Advice On Giving Up Alcohol....
* Alcohol was a really big deal. Even the Christians I knew who chose to drink alcohol occasionally made it a REAL BIG CASE. It was a spiritual decision with all kinds of biblical and spiritual rationalizations around him as it is all this post. But I have learned something very interesting since my marriage to a Catholic family alcohol does not have to be a big problem. The Polish Catholic family of my husband drinks. Or they do not drink.
* We are growing in our new choices. I remember when I felt that the thumb pressed on my cynicism, for example. I had become so depressed about my cynicism, my know-all tendencies, my "but-but ..." when it came to everything I missed so much about life, kindness, hope and opportunity. I felt this challenge of the Holy Spirit for a year before I started seriouslylean toward healing, renewing hope in my life.
* If you find that alcohol consumption is an important part of your life, rethink how you spend your time. Renew old friendships and build new relationships with people who do not drink. Develop a new hobby or join an organization to avoid boredom and develop new interests. If you find that you use alcohol as an emotional substance, look for healthy alternatives and new coping strategies such as exercise, discussion, journaling or therapy. If you, a friend or family member, have an alcohol problem and want to know how to stop drinking, we can offer you support and solutions.
More Advice On Giving Up Alcohol....
* My husband will sometimes have a drink like 3x / month or more. We have alcohol in the house that has not been touched for months - and our 17-year-old daughter does not want to drink, it's a blessing Ron, I love everything you share here and how you say it. I appreciate how you can make a point without judgment and full of grace. I think of it often as someone who does not drink either.
* I asked God to change my heart for years, and when he knew I was ready, he did it. His timing. Ha! Listen all your life and he clicks one day, His timing, His grace. I am referring to the part where you speak of the relentless Spirit and God who wants you to stop drinking for a long time. I feel the same thing! God continues to try to reach me. One day, I opened my laptop, and I had not turned it on and no one was there who could have touched it, and there was You Tube on the screen and the song that Was on it was Jesus Take the Wheel ... no kidding!
* God's journey with each of us is individual and our walk is a journey.

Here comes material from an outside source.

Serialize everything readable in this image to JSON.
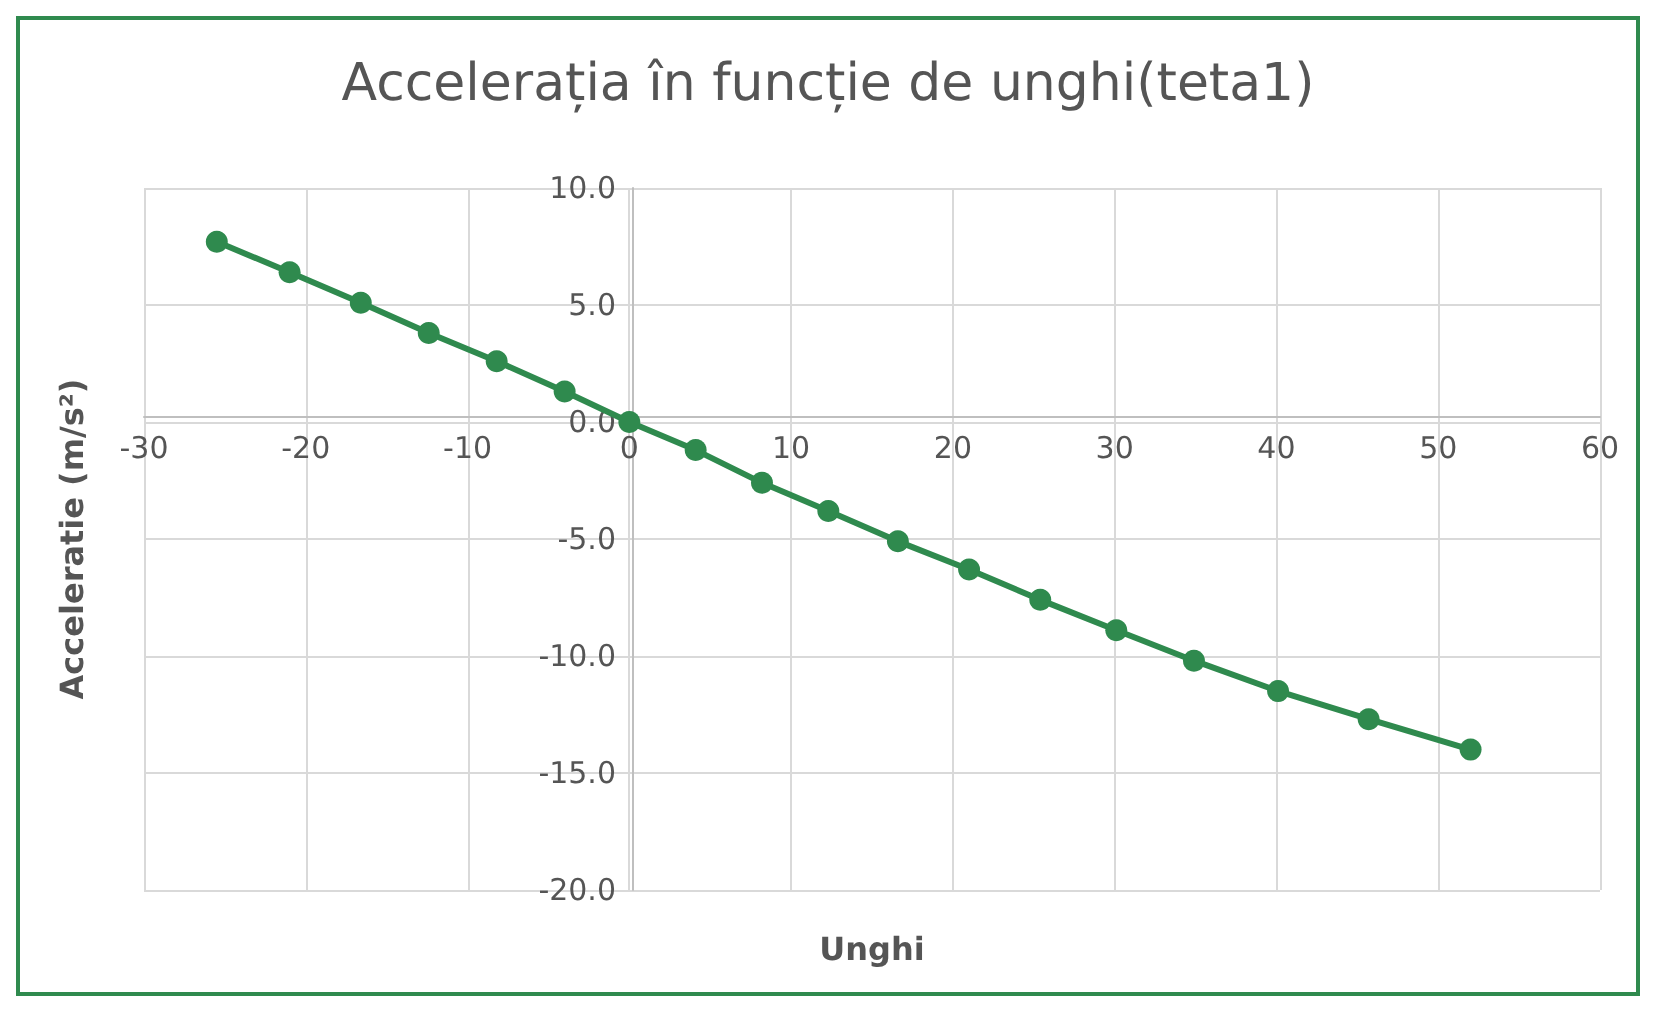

We are not suddenly perfect and without sin or inadequacy when we are saved - the Holy Spirit leads us and guides us to become like Jesus on the way. The failure of the church is that it has tried to make itself the Holy Spirit and the judge and jury in the life of its members - to judge and condemn instead of disciplining, to set an example and love others to Jesus.

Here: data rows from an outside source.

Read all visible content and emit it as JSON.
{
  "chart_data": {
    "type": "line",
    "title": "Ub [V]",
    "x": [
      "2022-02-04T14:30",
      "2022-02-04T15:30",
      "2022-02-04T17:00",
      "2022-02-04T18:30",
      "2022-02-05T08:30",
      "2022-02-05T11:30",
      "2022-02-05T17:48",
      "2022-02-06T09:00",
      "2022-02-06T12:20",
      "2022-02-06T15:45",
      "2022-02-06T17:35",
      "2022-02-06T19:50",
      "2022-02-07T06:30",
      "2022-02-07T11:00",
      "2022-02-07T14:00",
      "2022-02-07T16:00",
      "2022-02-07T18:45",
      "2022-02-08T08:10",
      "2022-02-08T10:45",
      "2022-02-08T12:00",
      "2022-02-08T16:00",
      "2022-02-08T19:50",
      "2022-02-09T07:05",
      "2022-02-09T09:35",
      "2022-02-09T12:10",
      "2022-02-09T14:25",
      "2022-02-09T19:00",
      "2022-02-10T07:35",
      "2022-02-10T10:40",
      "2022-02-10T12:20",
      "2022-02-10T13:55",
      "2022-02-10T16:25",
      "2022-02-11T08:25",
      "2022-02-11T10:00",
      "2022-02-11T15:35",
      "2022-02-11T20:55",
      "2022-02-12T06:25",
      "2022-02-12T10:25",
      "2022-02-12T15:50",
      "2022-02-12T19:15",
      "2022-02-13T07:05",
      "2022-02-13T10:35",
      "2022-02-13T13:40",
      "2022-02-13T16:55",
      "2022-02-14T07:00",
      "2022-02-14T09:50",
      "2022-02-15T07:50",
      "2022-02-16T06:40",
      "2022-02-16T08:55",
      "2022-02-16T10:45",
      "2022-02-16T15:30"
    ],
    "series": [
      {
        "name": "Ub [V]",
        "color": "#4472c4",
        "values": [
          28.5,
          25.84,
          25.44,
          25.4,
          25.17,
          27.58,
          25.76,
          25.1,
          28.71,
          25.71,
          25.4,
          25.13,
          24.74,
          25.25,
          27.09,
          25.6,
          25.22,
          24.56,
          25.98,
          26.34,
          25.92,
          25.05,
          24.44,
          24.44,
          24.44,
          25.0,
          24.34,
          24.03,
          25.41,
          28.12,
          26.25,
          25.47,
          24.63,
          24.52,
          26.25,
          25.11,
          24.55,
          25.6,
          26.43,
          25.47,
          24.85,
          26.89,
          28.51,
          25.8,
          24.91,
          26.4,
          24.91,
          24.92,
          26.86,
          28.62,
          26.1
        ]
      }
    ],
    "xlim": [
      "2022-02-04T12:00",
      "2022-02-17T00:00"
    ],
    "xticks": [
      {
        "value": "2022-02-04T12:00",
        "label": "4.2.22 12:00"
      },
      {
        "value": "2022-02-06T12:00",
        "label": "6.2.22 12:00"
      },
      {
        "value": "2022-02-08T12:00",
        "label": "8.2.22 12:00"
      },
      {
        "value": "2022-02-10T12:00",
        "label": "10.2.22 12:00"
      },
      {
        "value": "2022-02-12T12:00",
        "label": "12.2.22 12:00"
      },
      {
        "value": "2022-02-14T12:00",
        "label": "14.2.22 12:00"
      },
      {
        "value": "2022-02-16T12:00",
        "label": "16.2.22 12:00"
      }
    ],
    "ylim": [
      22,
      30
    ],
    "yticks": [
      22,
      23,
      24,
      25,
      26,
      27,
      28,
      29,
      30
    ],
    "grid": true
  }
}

* I did it so often that my brain got used to alcohol as a sleep aid. So much so that when I finally stopped and the toxins started to disappear from my body, my brain became more active at bedtime and simply refused to close for the night again this is common in alcoholics detoxifiers. But then, once you have finished, it's when the fun begins. That's when you get some of the most frequent and realistic nightmares you've ever had.
* I think I'm probably better now because I'm not at the point where I'm completely lost. I could not have had much fun at that time. What was your worst drunk moment at the time, the day before my wedding, I was pissed off. I woke up the day of my wedding with this bowl next to me with blood in it. Apparently, I tried to go over a cement bin, my fingers slipped, and I just slapped my head on the floor. It's embarrassing to look at the wedding photos of me and see my swollen red face and a likely concussion.